E-prescribing (eRx) – E-prescribing allows a provider to communicate directly and immediately with a patient’s pharmacy to send a prescription or a renewal request. It can provide additional patient safety by preventing adverse drug-drug and drug-allergy combinations and it also allows patients to receive prescriptions more quickly and without having to take a paper prescription to the pharmacy.
Health Information Exchange (HIE) – HIE is the secure sharing of patient health information among authorized providers. It is a process or action that can be facilitated by an organization, called a health information organization (HIO). Health information exchange can also include the secure sharing of patient health information directly between providers.

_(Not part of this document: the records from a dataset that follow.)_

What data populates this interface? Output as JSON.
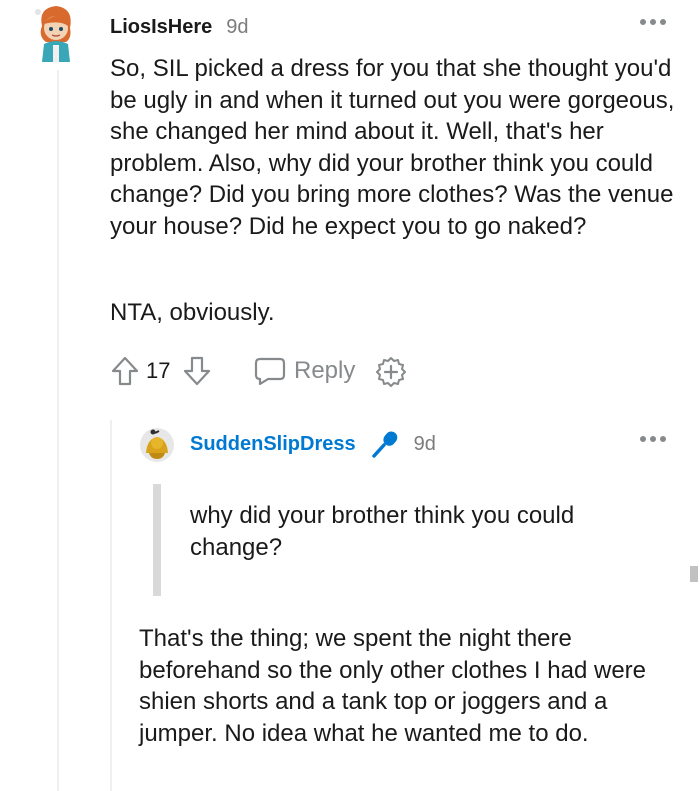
{
  "comment": {
    "username": "LiosIsHere",
    "time": "9d",
    "paragraphs": [
      "So, SIL picked a dress for you that she thought you'd be ugly in and when it turned out you were gorgeous, she changed her mind about it. Well, that's her problem. Also, why did your brother think you could change? Did you bring more clothes? Was the venue your house? Did he expect you to go naked?",
      "NTA, obviously."
    ],
    "votes": "17",
    "reply_label": "Reply"
  },
  "reply": {
    "username": "SuddenSlipDress",
    "time": "9d",
    "quote": "why did your brother think you could change?",
    "text": "That's the thing; we spent the night there beforehand so the only other clothes I had were shien shorts and a tank top or joggers and a jumper. No idea what he wanted me to do."
  },
  "icons": {
    "more": "more-dots-icon",
    "upvote": "arrow-up-icon",
    "downvote": "arrow-down-icon",
    "reply": "speech-bubble-icon",
    "award": "award-plus-icon",
    "op": "microphone-icon"
  },
  "colors": {
    "op_username": "#0079d3",
    "muted": "#7c7c7c",
    "icon_gray": "#878a8c"
  }
}
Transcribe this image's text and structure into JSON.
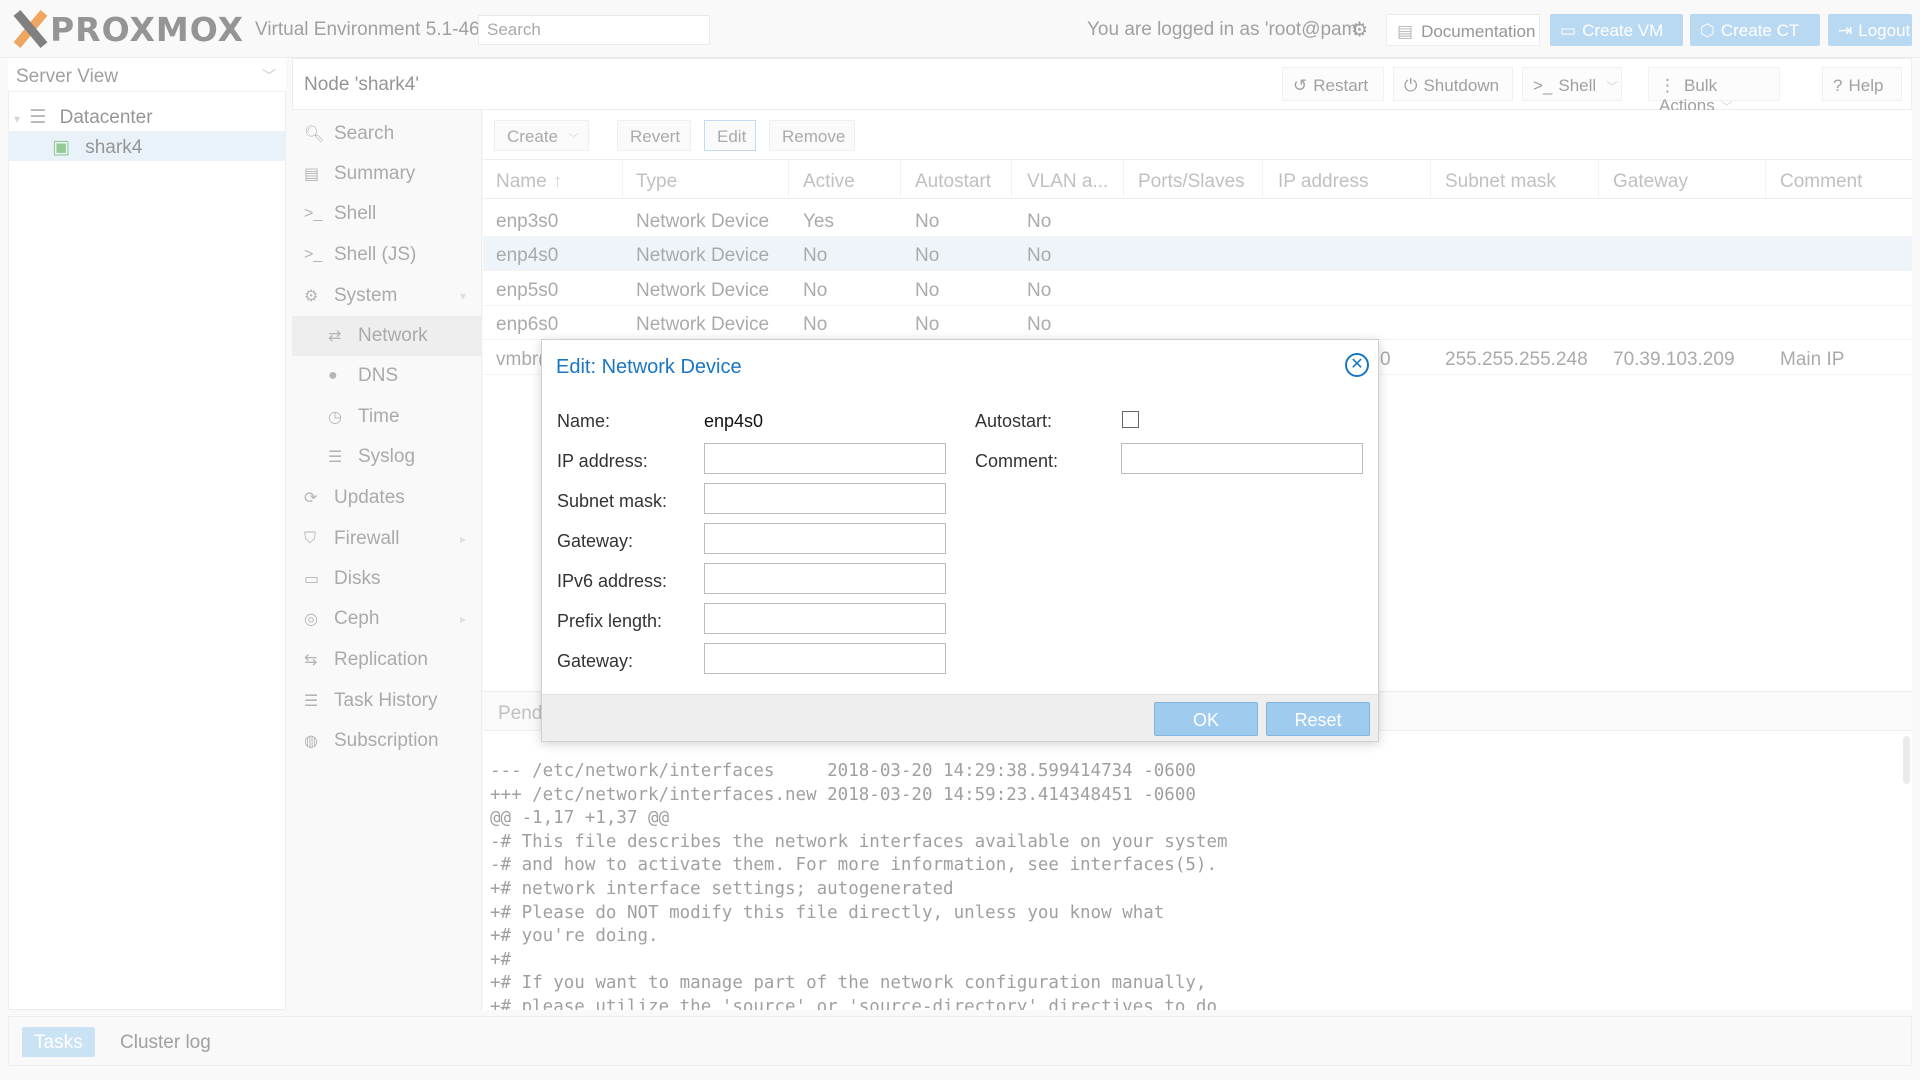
{
  "header": {
    "logo_text": "PROXMOX",
    "version": "Virtual Environment 5.1-46",
    "search_placeholder": "Search",
    "logged_in": "You are logged in as 'root@pam'",
    "documentation": "Documentation",
    "create_vm": "Create VM",
    "create_ct": "Create CT",
    "logout": "Logout"
  },
  "tree": {
    "view": "Server View",
    "datacenter": "Datacenter",
    "node": "shark4"
  },
  "node_bar": {
    "title": "Node 'shark4'",
    "restart": "Restart",
    "shutdown": "Shutdown",
    "shell": "Shell",
    "bulk_actions": "Bulk Actions",
    "help": "Help"
  },
  "nav": {
    "search": "Search",
    "summary": "Summary",
    "shell": "Shell",
    "shell_js": "Shell (JS)",
    "system": "System",
    "network": "Network",
    "dns": "DNS",
    "time": "Time",
    "syslog": "Syslog",
    "updates": "Updates",
    "firewall": "Firewall",
    "disks": "Disks",
    "ceph": "Ceph",
    "replication": "Replication",
    "task_history": "Task History",
    "subscription": "Subscription"
  },
  "network_toolbar": {
    "create": "Create",
    "revert": "Revert",
    "edit": "Edit",
    "remove": "Remove"
  },
  "grid": {
    "columns": [
      "Name",
      "Type",
      "Active",
      "Autostart",
      "VLAN a...",
      "Ports/Slaves",
      "IP address",
      "Subnet mask",
      "Gateway",
      "Comment"
    ],
    "rows": [
      {
        "name": "enp3s0",
        "type": "Network Device",
        "active": "Yes",
        "autostart": "No",
        "vlan": "No"
      },
      {
        "name": "enp4s0",
        "type": "Network Device",
        "active": "No",
        "autostart": "No",
        "vlan": "No"
      },
      {
        "name": "enp5s0",
        "type": "Network Device",
        "active": "No",
        "autostart": "No",
        "vlan": "No"
      },
      {
        "name": "enp6s0",
        "type": "Network Device",
        "active": "No",
        "autostart": "No",
        "vlan": "No"
      }
    ],
    "row5": {
      "name": "vmbr(",
      "ip_fragment": "0",
      "subnet": "255.255.255.248",
      "gateway": "70.39.103.209",
      "comment": "Main IP"
    }
  },
  "pending": {
    "label": "Pend",
    "diff_lines": [
      "--- /etc/network/interfaces     2018-03-20 14:29:38.599414734 -0600",
      "+++ /etc/network/interfaces.new 2018-03-20 14:59:23.414348451 -0600",
      "@@ -1,17 +1,37 @@",
      "-# This file describes the network interfaces available on your system",
      "-# and how to activate them. For more information, see interfaces(5).",
      "+# network interface settings; autogenerated",
      "+# Please do NOT modify this file directly, unless you know what",
      "+# you're doing.",
      "+#",
      "+# If you want to manage part of the network configuration manually,",
      "+# please utilize the 'source' or 'source-directory' directives to do"
    ]
  },
  "bottom": {
    "tasks": "Tasks",
    "cluster_log": "Cluster log"
  },
  "dialog": {
    "title": "Edit: Network Device",
    "name_label": "Name:",
    "name_value": "enp4s0",
    "autostart_label": "Autostart:",
    "autostart_checked": false,
    "ip_label": "IP address:",
    "comment_label": "Comment:",
    "subnet_label": "Subnet mask:",
    "gateway_label": "Gateway:",
    "ipv6_label": "IPv6 address:",
    "prefix_label": "Prefix length:",
    "gateway6_label": "Gateway:",
    "ok": "OK",
    "reset": "Reset"
  }
}
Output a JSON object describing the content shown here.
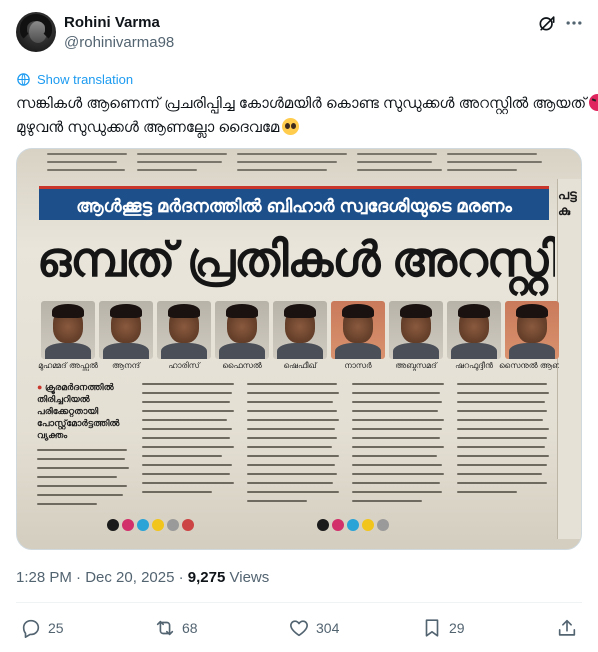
{
  "post": {
    "author_name": "Rohini Varma",
    "author_handle": "@rohinivarma98",
    "show_translation": "Show translation",
    "text_line_1": "സങ്കികൾ ആണെന്ന് പ്രചരിപ്പിച്ച കോൾമയിർ കൊണ്ട സുഡുക്കൾ അറസ്റ്റിൽ ആയത്",
    "text_line_2": "മുഴുവൻ സുഡുക്കൾ ആണല്ലോ ദൈവമേ",
    "time": "1:28 PM",
    "date": "Dec 20, 2025",
    "views_count": "9,275",
    "views_label": "Views"
  },
  "newspaper": {
    "subhead": "ആൾക്കൂട്ട മർദനത്തിൽ ബിഹാർ സ്വദേശിയുടെ മരണം",
    "headline": "ഒമ്പത് പ്രതികൾ അറസ്റ്റിൽ",
    "side_heading": "പട്ട കു",
    "captions": [
      "മുഹമ്മദ് അഫ്സൽ",
      "ആനന്ദ്",
      "ഹാരിസ്",
      "ഫൈസൽ",
      "ഷെഫീഖ്",
      "നാസർ",
      "അബ്ദുസമദ്",
      "ഷറഫുദ്ദീൻ",
      "സൈനുൽ ആബിദ്"
    ],
    "bullet_lines": [
      "ക്രൂരമർദനത്തിൽ",
      "തിരിച്ചറിയൽ",
      "പരിക്കേറ്റതായി",
      "പോസ്റ്റ്‌മോർട്ടത്തിൽ",
      "വ്യക്തം"
    ]
  },
  "actions": {
    "replies": "25",
    "reposts": "68",
    "likes": "304",
    "bookmarks": "29"
  },
  "icons": {
    "grok": "grok-icon",
    "more": "more-icon",
    "translate": "globe-icon",
    "reply": "reply-icon",
    "repost": "repost-icon",
    "like": "heart-icon",
    "bookmark": "bookmark-icon",
    "share": "share-icon"
  },
  "colors": {
    "link": "#1d9bf0",
    "secondary_text": "#536471",
    "primary_text": "#0f1419",
    "newspaper_banner": "#1d4f8a"
  }
}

Health Information Organization (HIO) – An HIO is the organization that governs the exchange of information between unaffiliated organizations and providers.
The HIPAA Privacy Rule – stemming from the Health Insurance Portability and Accountability Act enacted in 1996, the rule protects the privacy of individually identifiable health information; requires appropriate safeguards to protect the privacy of personal health information and sets limits and conditions on the uses and disclosures that may be made of such information without patient authorization. The rule also gives patients’ rights over their health information, including rights to examine and obtain a copy of their health records, and to request corrections.
The HIPAA Security Rule – stemming from the Health Insurance Portability and Accountability Act enacted in 1996, the rule sets national standards for the security of electronic protected health information and requires appropriate administrative, physical and technical safeguards to ensure the confidentiality, integrity, and security of electronic protected health information.
Interoperability– Interoperability describes the capacity of one health IT application to share information with another in a computable format (that is, for example, not simply by sharing a PDF (portable document file)).
Meaningful Use – The American Recovery and Reinvestment Act of 2009 (ARRA) created the concept of Meaningful Use, which is the set of criteria that eligible professionals (EPs), eligible hospitals (EHs) and critical access hospitals (CAHs) must meet in order to receive Medicare and/or Medicaid EHR incentives. Visit the Meaningful Use page to learn more.
Personal Health Record (PHR) – A PHR is an electronic application through which patients can maintain and manage their health information (and that of others for whom they are authorized) in a private, secure and confidential environment.
Unique Patient Identifier (UPI) – A UPI is information which identifies the patient and may consist of a set of personal characters by which that individual can be recognized. Unique Patient Identifier is the value assigned to an individual for identification purposes and is unique to that patient.